30      S’agissant des critères d’appréciation du caractère sérieux de l’usage de la marque, il convient de rappeler qu’une telle appréciation doit reposer sur l’ensemble des faits et des circonstances propres à établir la réalité de l’exploitation commerciale de celle-ci, en particulier les usages considérés comme justifiés dans le secteur économique concerné pour maintenir ou créer des parts de marché au profit des produits ou des services protégés par la marque, la nature de ces produits ou de ces services, les caractéristiques du marché, l’importance et la fréquence de l’usage de la marque [voir arrêt du 15 juillet 2015, Deutsche Rockwool Mineralwoll/OHMI – Recticel (λ), T‑215/13, non publié, EU:T:2015:518, point 22 et jurisprudence citée].

31      Quant à l’importance ou à l’étendue de l’usage qui a été fait de la marque contestée, il convient de tenir compte, notamment, du volume commercial de l’ensemble des actes d’usage, d’une part, et de la durée de la période pendant laquelle des actes d’usage ont été accomplis ainsi que de la fréquence de ces actes, d’autre part (voir arrêt du 15 juillet 2015, λ, T‑215/13, non publié, EU:T:2015:518, point 31 et jurisprudence citée).

32      Le chiffre d’affaires réalisé ainsi que la quantité de ventes de produits sous la marque contestée ne sauraient être appréciés dans l’absolu, mais doivent l’être en rapport avec d’autres facteurs pertinents, tels que le volume de l’activité commerciale, les capacités de production ou de commercialisation ou le degré de diversification de l’entreprise exploitant la marque ainsi que les caractéristiques des produits ou des services sur le marché concerné.
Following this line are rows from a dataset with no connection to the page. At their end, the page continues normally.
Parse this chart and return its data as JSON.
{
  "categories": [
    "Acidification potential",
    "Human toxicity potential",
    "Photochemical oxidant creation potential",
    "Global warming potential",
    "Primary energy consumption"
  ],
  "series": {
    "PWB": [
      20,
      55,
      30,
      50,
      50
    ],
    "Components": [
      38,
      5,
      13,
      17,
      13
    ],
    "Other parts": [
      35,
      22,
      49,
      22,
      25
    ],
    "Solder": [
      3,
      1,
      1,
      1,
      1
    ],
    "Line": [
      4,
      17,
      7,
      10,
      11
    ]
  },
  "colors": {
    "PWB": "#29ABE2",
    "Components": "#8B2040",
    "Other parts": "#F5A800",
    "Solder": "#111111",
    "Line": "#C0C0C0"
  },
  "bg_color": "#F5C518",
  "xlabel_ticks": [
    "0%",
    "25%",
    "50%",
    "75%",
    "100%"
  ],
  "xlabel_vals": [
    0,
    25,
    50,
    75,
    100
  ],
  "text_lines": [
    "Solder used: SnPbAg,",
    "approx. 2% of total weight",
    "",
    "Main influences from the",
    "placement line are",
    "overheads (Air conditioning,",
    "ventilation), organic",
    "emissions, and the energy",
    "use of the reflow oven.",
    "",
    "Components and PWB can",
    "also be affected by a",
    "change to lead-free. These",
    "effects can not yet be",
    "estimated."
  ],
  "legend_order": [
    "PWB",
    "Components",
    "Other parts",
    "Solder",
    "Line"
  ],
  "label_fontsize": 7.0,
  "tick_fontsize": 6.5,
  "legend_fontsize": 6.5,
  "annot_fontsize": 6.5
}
De ce fait, il n’est pas nécessaire que l’usage d’une marque soit toujours quantitativement important pour être qualifié de sérieux. Un usage même minime peut donc être suffisant pour être qualifié de sérieux, à condition qu’il soit considéré comme justifié, dans le secteur économique concerné, pour maintenir ou créer des parts de marché pour les produits ou les services protégés par la marque (voir arrêt du 15 juillet 2015, λ, T‑215/13, non publié, EU:T:2015:518, point 32 et jurisprudence citée).

33      De même, l’indication selon laquelle le titulaire de la marque avait lancé la commercialisation des produits concernés et que, partant, le volume commercial représenté par ceux-ci était faible peut être pertinente dans l’appréciation du caractère sérieux de l’usage qui a été fait de cette marque, la phase initiale de commercialisation d’un produit pouvant être supérieure à quelques mois [arrêt du 18 mars 2015, Naazneen Investments/OHMI – Energy Brands (SMART WATER), T‑250/13, non publié, EU:T:2015:160, point 54]. Ainsi, il n’est pas possible de fixer a priori, de façon abstraite, quel seuil quantitatif devrait être retenu pour déterminer si l’usage avait ou non un caractère sérieux, de sorte qu’une règle de minimis, qui ne permettrait pas à l’EUIPO ou, sur recours, au Tribunal d’apprécier l’ensemble des circonstances du litige qui leur est soumis, ne saurait être fixée (voir arrêt du 15 juillet 2015, λ, T‑215/13, non publié, EU:T:2015:518, point 32 et jurisprudence citée).

34      En effet, dans le cadre de l’interprétation de la notion d’usage sérieux, il convient de prendre en compte le fait que la ratio legis de l’exigence selon laquelle une marque doit avoir fait l’objet d’un usage sérieux ne vise ni à évaluer la réussite commerciale, ni à contrôler la stratégie économique d’une entreprise, ni à réserver la protection des marques à leurs seules exploitations commerciales quantitativement importantes [voir arrêts du 24 mai 2012, TMS Trademark-Schutzrechtsverwertungsgesellschaft/OHMI – Comercial Jacinto Parera (MAD), T‑152/11, non publié, EU:T:2012:263, point 18 et jurisprudence citée, et du 15 juillet 2015, TVR Automotive/OHMI – TVR Italia (TVR ITALIA), T‑398/13, EU:T:2015:503, point 45 et jurisprudence citée].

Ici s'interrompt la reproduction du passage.